In 2022, Walmart announced a partnership with electric vehicle startup Canoo, outlining plans to test up to 4,500 all-electric delivery vehicles, with options for additional units. The agreement gave Walmart early access to Canoo’s purpose-built delivery vehicles as part of a broader effort to evaluate electric options for last-mile delivery.
The vehicles were designed with configurable cargo space to support delivery efficiency, allowing Walmart to pilot emerging EV technology without developing vehicles in-house. For Canoo, the partnership put its modular platform in front of a major enterprise customer and allowed the company to test its technology in real delivery conditions.
The collaboration never moved beyond pilot testing, and Canoo later shut down operations, highlighting the financial and execution risks that often come with early-stage startup partnerships. Still, the arrangement shows how large companies typically work with startups: testing new ideas without taking on unnecessary risk upfront.
During the COVID-19 pandemic, vaccine development moved at an unprecedented pace. Pfizer and BioNTech were among the first companies to bring an mRNA COVID-19 vaccine to market, securing emergency authorization in multiple countries as governments raced to slow the virus’s spread.
Their collaboration didn’t begin with COVID-19. The two companies had already been working together since 2018 on mRNA-based influenza vaccines. BioNTech contributed its mRNA research capabilities, while Pfizer brought experience in clinical trials, manufacturing and global distribution. When COVID-19 emerged in early 2020, that groundwork made it possible to pivot quickly.
The result was Comirnaty, an mRNA COVID-19 vaccine that was distributed worldwide and later updated as new variants emerged. At its peak, the Pfizer-BioNTech vaccine generated tens of billions of dollars in annual revenue, including roughly $36 billion in 2021 alone — enough to make it one of the highest-selling vaccines in history.
General Motors invested in Lithion Recycling, a battery-recycling startup working to recover materials from end-of-life lithium-ion batteries. For GM, the investment tied into broader efforts to build a more sustainable EV battery lifecycle as production ramps up.
Lithion developed a recycling process designed to recover a high percentage of battery materials, including lithium, nickel and cobalt, so they could be reused in future battery production.

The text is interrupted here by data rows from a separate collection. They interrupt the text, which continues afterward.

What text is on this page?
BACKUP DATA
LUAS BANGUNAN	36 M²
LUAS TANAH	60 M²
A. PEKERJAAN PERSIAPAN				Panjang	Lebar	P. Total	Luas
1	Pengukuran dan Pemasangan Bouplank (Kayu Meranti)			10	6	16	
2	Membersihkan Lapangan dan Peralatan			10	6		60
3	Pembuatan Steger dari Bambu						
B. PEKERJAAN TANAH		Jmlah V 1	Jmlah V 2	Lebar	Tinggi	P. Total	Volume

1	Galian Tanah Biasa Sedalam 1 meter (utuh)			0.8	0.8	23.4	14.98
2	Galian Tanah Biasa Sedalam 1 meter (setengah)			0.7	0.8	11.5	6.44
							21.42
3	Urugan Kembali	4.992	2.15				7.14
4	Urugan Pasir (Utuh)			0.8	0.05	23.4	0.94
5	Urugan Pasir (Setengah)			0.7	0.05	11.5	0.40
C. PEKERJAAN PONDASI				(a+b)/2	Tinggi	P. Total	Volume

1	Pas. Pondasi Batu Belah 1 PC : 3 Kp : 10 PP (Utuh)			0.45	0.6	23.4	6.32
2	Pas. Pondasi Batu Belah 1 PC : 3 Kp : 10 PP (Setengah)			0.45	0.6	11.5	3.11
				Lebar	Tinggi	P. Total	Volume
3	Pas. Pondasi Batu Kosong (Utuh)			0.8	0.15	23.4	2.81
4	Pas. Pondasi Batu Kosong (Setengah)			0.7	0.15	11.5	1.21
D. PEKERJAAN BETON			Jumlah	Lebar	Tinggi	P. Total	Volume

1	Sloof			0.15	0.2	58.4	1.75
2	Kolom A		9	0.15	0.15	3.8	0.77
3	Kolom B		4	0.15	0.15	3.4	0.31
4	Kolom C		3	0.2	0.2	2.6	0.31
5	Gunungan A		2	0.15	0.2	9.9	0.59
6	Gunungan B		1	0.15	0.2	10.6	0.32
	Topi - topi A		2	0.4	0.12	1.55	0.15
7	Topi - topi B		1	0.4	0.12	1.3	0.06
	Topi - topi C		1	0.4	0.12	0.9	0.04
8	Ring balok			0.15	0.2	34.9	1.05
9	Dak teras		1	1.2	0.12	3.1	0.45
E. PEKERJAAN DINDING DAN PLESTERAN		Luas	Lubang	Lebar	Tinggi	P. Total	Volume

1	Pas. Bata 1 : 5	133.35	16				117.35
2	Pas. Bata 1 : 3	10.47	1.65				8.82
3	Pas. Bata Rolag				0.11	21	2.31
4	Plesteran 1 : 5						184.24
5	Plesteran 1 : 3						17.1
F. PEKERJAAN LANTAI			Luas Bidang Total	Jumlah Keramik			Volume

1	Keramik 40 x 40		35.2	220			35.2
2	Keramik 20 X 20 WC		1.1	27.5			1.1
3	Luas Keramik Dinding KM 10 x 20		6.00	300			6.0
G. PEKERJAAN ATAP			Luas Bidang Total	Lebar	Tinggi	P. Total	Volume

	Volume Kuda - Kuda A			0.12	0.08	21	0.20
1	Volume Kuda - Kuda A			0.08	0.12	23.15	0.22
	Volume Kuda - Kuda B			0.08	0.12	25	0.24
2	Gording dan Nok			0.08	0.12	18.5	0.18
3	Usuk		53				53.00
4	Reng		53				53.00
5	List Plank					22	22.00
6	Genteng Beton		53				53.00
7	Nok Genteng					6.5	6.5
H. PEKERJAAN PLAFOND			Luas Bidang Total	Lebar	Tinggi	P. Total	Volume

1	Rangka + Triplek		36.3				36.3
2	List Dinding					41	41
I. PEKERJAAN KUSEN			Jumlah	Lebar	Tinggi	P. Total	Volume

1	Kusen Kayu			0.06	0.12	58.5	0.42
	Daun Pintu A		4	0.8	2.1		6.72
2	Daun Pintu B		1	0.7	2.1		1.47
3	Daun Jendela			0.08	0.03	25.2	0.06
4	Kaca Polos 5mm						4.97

From GM’s perspective, the relationship offered early insight into emerging recycling technologies that could help reduce reliance on newly mined materials over time. For Lithion, the partnership provided capital and access to industry expertise as it worked to scale its technology.
The collaboration later stalled as Lithion faced financial challenges, and the partnership did not advance beyond exploratory work.
Partnerships between startups and large companies aren’t always easy, and there are no guarantees, but they can be worth the effort when both sides go in with clear expectations. Startups bring speed, new ideas and a willingness to experiment. Enterprises bring resources, experience and access to markets that are hard to reach alone.
When those strengths line up, collaboration becomes less about big promises and more about practical progress. The companies that get the most out of these relationships tend to focus on trust, communication and shared goals, and they build partnerships that make sense for where both businesses are today, not where they hope to be someday.
Alex Goryachev contributed to this article.